Modeling Circadian Phototransduction: Retinal Neurophysiology and Neuroanatomy

Abstract

The retina is a complex, but well-organized neural structure that converts optical radiation into neural signals that convey photic information to a wide variety of brain structures. The present paper is concerned with the neural circuits underlying phototransduction for the central pacemaker of the human circadian system. The proposed neural framework adheres to orthodox retinal neuroanatomy and neurophysiology. Several postulated mechanisms are also offered to account for the high threshold and for the subadditive response to polychromatic light exhibited by the human circadian phototransduction circuit. A companion paper, modeling circadian phototransduction: Quantitative predictions of psychophysical data, provides a computational model for predicting psychophysical data associated with nocturnal melatonin suppression while staying within the constraints of the neurophysiology and neuroanatomy offered here.

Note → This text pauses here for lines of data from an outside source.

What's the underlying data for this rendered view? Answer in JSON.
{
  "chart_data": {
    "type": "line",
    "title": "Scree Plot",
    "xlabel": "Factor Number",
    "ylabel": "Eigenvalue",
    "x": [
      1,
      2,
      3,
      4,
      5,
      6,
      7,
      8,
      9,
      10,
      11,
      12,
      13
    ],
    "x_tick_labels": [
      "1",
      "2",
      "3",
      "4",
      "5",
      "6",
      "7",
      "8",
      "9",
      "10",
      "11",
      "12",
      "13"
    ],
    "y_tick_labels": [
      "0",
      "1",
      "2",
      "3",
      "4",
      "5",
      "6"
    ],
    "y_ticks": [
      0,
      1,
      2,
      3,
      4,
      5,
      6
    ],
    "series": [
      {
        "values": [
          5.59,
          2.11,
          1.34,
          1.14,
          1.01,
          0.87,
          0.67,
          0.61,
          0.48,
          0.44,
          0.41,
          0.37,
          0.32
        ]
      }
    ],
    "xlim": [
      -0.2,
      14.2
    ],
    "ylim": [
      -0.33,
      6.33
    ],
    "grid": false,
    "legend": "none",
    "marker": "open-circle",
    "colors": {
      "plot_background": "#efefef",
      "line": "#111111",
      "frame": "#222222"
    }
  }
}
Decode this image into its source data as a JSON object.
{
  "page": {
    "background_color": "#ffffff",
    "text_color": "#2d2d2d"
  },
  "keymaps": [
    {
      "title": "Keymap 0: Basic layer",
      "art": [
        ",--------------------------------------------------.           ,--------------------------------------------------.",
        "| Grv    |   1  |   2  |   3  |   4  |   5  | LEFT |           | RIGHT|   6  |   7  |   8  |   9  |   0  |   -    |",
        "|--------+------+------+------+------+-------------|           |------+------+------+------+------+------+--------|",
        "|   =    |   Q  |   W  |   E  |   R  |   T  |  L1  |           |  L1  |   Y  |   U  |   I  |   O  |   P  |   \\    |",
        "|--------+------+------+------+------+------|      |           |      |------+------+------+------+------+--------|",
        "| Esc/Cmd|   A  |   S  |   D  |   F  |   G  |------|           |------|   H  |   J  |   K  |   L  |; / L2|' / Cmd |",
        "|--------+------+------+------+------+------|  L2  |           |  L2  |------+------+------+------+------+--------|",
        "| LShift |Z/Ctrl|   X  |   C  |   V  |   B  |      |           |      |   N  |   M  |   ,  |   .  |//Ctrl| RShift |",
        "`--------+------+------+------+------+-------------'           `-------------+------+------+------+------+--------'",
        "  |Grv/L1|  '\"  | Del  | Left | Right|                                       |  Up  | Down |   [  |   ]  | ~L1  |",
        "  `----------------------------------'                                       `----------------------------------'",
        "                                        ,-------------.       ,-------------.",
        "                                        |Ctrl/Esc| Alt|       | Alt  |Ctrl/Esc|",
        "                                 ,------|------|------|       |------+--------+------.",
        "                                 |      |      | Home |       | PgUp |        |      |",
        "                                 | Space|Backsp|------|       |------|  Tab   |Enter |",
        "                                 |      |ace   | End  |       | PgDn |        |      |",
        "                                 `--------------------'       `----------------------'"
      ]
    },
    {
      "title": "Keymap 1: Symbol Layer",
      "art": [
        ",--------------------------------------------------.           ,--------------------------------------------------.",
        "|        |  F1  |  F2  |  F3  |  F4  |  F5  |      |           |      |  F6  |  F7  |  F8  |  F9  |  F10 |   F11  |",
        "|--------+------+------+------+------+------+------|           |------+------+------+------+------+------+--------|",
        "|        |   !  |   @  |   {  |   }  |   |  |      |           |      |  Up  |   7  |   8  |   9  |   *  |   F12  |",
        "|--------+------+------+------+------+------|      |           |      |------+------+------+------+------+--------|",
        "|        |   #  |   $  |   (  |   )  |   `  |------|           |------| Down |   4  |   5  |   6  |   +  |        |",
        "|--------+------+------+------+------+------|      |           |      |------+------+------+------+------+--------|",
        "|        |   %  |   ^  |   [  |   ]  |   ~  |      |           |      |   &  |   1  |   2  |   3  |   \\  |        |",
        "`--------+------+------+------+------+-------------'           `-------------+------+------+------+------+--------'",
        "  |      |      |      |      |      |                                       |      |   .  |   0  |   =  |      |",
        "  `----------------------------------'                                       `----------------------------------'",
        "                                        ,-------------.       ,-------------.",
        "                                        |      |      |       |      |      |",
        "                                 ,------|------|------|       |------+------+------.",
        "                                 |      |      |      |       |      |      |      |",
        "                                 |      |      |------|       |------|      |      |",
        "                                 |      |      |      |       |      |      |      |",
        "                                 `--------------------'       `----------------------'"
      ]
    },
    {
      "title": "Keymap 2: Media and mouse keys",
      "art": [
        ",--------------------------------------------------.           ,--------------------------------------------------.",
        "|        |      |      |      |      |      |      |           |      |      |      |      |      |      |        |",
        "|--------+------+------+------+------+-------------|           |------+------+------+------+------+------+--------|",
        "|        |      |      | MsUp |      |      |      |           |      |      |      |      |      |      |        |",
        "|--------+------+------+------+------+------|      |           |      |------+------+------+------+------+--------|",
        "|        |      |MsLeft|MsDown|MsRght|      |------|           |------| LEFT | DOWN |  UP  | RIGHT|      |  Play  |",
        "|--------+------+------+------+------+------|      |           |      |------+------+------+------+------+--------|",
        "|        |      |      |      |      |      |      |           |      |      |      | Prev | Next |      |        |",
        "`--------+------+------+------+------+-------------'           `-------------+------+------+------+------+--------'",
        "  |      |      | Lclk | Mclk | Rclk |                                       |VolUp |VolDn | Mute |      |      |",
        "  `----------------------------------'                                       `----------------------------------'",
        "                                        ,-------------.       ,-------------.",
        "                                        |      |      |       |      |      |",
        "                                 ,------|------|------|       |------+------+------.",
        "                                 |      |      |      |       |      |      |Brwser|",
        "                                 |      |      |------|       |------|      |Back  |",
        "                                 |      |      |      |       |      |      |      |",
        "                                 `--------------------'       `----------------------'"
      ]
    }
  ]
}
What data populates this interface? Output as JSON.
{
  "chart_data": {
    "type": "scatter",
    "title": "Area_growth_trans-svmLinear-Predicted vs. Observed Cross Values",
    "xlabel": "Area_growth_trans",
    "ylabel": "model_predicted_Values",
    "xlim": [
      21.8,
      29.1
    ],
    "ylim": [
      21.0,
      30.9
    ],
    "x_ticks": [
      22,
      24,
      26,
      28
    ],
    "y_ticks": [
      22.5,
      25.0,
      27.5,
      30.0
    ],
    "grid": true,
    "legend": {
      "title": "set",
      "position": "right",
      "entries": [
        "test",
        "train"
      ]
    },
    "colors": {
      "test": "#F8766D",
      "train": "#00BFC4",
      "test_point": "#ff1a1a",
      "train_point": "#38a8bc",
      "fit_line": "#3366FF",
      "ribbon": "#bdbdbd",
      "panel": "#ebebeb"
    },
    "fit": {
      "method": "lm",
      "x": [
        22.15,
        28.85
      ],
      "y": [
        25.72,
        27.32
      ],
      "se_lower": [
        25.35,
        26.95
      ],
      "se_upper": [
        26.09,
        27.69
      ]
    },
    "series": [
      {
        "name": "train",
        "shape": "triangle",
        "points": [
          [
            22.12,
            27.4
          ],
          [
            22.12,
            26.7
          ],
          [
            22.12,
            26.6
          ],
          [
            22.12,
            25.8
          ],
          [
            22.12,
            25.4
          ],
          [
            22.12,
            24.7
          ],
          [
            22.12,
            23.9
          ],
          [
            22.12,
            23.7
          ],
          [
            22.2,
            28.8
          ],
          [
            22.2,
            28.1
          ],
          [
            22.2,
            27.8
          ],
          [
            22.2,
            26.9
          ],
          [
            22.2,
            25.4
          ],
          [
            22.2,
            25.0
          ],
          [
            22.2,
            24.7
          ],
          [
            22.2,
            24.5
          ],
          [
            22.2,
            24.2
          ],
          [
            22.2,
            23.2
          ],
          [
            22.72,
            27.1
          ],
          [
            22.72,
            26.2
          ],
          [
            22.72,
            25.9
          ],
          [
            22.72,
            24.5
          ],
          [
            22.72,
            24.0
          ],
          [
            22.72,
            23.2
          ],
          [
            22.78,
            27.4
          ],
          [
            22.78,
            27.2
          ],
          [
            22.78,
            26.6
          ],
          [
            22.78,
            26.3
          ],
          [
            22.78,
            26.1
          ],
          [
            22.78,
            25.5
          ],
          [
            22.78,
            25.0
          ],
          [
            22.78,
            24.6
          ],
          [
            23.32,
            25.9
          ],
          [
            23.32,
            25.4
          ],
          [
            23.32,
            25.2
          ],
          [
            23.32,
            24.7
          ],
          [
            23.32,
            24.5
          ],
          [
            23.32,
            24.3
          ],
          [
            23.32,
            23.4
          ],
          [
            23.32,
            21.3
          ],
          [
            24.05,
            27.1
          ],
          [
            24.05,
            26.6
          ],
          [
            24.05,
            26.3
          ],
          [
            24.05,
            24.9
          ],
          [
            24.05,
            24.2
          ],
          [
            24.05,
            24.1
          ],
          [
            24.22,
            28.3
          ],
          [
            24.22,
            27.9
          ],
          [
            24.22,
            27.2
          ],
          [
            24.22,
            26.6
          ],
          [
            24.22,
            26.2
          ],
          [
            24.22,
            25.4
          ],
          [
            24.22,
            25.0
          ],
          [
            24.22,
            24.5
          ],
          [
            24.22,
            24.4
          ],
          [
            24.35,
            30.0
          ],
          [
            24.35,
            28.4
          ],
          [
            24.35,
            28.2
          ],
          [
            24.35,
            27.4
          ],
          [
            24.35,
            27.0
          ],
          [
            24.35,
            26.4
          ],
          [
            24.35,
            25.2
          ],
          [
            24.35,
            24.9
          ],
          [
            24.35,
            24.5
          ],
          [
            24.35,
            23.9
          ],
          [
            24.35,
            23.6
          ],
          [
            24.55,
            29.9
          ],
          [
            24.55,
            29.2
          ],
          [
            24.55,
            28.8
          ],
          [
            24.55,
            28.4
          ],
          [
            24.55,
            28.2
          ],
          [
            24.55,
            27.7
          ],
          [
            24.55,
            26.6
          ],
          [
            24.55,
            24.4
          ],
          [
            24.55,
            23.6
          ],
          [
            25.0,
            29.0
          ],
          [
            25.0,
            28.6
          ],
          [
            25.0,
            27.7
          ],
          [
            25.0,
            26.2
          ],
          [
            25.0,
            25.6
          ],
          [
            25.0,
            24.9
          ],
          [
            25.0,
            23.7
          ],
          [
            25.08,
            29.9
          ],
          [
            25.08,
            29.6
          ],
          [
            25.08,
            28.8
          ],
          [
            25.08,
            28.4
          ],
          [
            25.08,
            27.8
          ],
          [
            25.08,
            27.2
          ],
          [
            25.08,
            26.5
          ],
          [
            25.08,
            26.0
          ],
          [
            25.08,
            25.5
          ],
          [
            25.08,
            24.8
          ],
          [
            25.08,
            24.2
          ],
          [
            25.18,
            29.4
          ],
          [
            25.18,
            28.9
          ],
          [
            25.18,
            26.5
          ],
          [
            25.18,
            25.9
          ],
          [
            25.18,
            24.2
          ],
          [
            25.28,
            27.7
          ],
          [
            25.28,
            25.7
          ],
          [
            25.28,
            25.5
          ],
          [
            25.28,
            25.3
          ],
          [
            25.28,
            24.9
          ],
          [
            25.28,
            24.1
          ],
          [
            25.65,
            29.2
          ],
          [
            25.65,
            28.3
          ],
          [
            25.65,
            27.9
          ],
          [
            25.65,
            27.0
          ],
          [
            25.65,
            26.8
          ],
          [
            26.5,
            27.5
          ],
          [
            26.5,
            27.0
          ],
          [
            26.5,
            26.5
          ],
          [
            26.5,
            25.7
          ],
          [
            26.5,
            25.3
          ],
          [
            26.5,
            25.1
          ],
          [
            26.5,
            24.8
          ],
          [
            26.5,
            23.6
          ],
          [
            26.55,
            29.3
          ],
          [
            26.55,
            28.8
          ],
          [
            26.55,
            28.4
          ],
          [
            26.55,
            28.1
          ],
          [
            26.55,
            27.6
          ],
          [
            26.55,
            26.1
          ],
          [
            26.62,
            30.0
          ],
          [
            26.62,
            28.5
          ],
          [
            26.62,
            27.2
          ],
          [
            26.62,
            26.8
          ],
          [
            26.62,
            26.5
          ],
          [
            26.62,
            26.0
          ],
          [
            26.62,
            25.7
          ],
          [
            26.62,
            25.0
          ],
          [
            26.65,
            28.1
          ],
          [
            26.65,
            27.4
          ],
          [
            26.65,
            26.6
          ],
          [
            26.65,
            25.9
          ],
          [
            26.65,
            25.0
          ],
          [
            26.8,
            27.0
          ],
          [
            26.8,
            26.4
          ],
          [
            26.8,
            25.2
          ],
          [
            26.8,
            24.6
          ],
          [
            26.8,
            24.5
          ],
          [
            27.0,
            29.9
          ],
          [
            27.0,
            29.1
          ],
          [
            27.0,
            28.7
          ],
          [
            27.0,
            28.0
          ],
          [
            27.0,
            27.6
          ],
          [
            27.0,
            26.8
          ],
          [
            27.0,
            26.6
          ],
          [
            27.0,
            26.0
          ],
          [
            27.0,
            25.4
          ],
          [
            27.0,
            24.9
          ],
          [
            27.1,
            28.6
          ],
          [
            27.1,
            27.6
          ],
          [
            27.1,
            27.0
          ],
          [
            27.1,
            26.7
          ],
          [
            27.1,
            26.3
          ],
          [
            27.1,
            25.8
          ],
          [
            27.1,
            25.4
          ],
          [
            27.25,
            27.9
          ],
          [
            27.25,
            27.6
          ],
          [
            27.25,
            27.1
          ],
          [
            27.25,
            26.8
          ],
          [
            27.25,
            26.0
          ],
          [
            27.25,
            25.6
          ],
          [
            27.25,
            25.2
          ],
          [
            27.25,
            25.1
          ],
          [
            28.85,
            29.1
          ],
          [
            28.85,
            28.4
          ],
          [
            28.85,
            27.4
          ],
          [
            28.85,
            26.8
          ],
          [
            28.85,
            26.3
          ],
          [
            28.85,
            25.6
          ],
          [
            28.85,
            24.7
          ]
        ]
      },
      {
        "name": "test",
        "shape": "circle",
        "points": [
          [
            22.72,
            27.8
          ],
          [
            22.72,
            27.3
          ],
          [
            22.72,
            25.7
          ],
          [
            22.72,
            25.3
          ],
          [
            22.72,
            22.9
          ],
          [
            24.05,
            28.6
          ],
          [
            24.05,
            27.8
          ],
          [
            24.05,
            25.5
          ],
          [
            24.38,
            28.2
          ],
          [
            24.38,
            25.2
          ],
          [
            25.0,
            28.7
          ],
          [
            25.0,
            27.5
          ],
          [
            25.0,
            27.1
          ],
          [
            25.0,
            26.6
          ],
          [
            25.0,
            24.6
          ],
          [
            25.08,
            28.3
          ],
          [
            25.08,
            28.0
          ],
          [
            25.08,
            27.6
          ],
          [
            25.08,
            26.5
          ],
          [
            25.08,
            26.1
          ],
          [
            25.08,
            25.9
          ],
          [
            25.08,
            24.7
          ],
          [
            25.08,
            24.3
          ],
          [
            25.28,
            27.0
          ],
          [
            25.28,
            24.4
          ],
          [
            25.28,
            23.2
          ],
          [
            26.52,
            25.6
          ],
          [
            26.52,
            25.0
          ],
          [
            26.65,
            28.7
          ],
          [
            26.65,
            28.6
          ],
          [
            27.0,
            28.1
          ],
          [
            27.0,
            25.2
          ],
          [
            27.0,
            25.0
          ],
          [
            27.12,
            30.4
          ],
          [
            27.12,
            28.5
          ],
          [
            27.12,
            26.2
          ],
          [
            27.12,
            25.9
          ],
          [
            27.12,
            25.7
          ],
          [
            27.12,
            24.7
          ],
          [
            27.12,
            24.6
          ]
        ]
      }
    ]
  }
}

Keywords: circadian phototransduction; photic sub-additivity; retinal neuroanatomy; retinal neurophysiology; shunting inhibition.

FIGURE 1

Retinal circuit diagram illustrating the revised model of circadian phototransduction. On the left side of the figure are the conventional labels for the different layers of the retina: OS, outer segment of the rod (R) and cone [L (long-wavelength sensitive), M (middle-wavelength sensitive), and S (short-wavelength sensitive)] photoreceptors; ONL, outer nuclear layer containing the cell bodies of the rod and cone photoreceptors and two types of horizontal cells (H1 and H2); OPL, outer plexiform layer containing the distal plexus of the photoreceptor (efferent, orange lines) axons and the (afferent, black lines) dendrites of the horizontal and bipolar neurons; INL, inner nuclear layer containing the cell bodies of the rod bipolar (RB) and two cone bipolar neurons, one achromatic cone bipolar (CB) and one S-cone bipolar (SB) neuron and amacrine neurons (AII, A17, A18); IPL, inner plexiform layer containing the plexus of axons and dendrites of the bipolar, amacrine, and ganglion neurons, which is divided into OFF and ON sublayers; GCL, ganglion cell layer containing the cell bodies of the conventional retinal ganglion cells (RGCs) and the intrinsically photosensitive retinal ganglion cells (ipRGCs) as well as a displaced S-cone amacrine (SCA). At the bottom of the figure are the two targets for ganglion cell axons, the RGC axons reaching the lateral geniculate nucleus (LGN) and the ipRGC axons reaching the suprachiasmatic nucleus (SCN). Also shown in the diagram are blue circles (Processes A–C) that represent important processes in the revised model. Process A represents cone inhibition of rods and thereby a reduction in shunting inhibition of the ipRGC by AII amacrine cells in process B. Process B also includes decoupling of shunting inhibition of AII amacrine cells via the A18 amacrine cells when the spectrally opponent SB signals “yellow.” Process C represents the en passant complex involving the SB, ipRGC, and A18 neurons.

FIGURE 2

Model predictions of the spectral sensitivity of the circadian phototransduction circuit when exposed to either monochromatic (narrow-band) or polychromatic light sources at 300 scotopic lx at the eye. The spectral sensitivities to monochromatic spectral lights from two studies (closed diamonds Thapan et al., 2001; open circles Brainard et al., 2001) are shown together with the revised model predictions for monochromatic sources (black dashed line) and for polychromatic light sources where the b – y channel signals “blue” (blue solid line) or “yellow” (red dot/dash line). The cross-hatched area represents enhanced spectral sensitivity of the circadian phototransduction circuit to very short wavelengths (< 470 nm) when the SB signals “blue” and can provide added input to the ipRGC. The solid gray area represents the area of reduced spectral sensitivity, relative to that from the ipRGC alone (470–500 nm). This solid gray area of transition to longer wavelengths is due to a systematic loss of S-cone inhibition of rods as the b – y channel comes closer to its spectral cross-point at approximately 500 nm. As the inhibitory SB input to the AII amacrine is reduced (Process A in Figure 1), rod shunting inhibition of the ipRGC increases (Process B in Figure 1). For wavelengths longer than about 500 nm, the SB signals “yellow” OFF, and through the A18 amacrine neuron (Process C in Figure 1) decouples the shunting inhibition of the ipRGC altogether. It should be noted that the light level of 300 scotopic lx was chosen for illustration because rod inhibition is modeled to control threshold for ipRGC activation, thereby providing a common basis for comparing different spectral sensitivity functions and because, empirically, this light level is approximately equal to that producing the half-saturation response levels of nocturnal melatonin suppression. As described in the original model, a progressively smaller “notch” is predicted as light levels increase because cone inhibition of rods becomes relatively larger.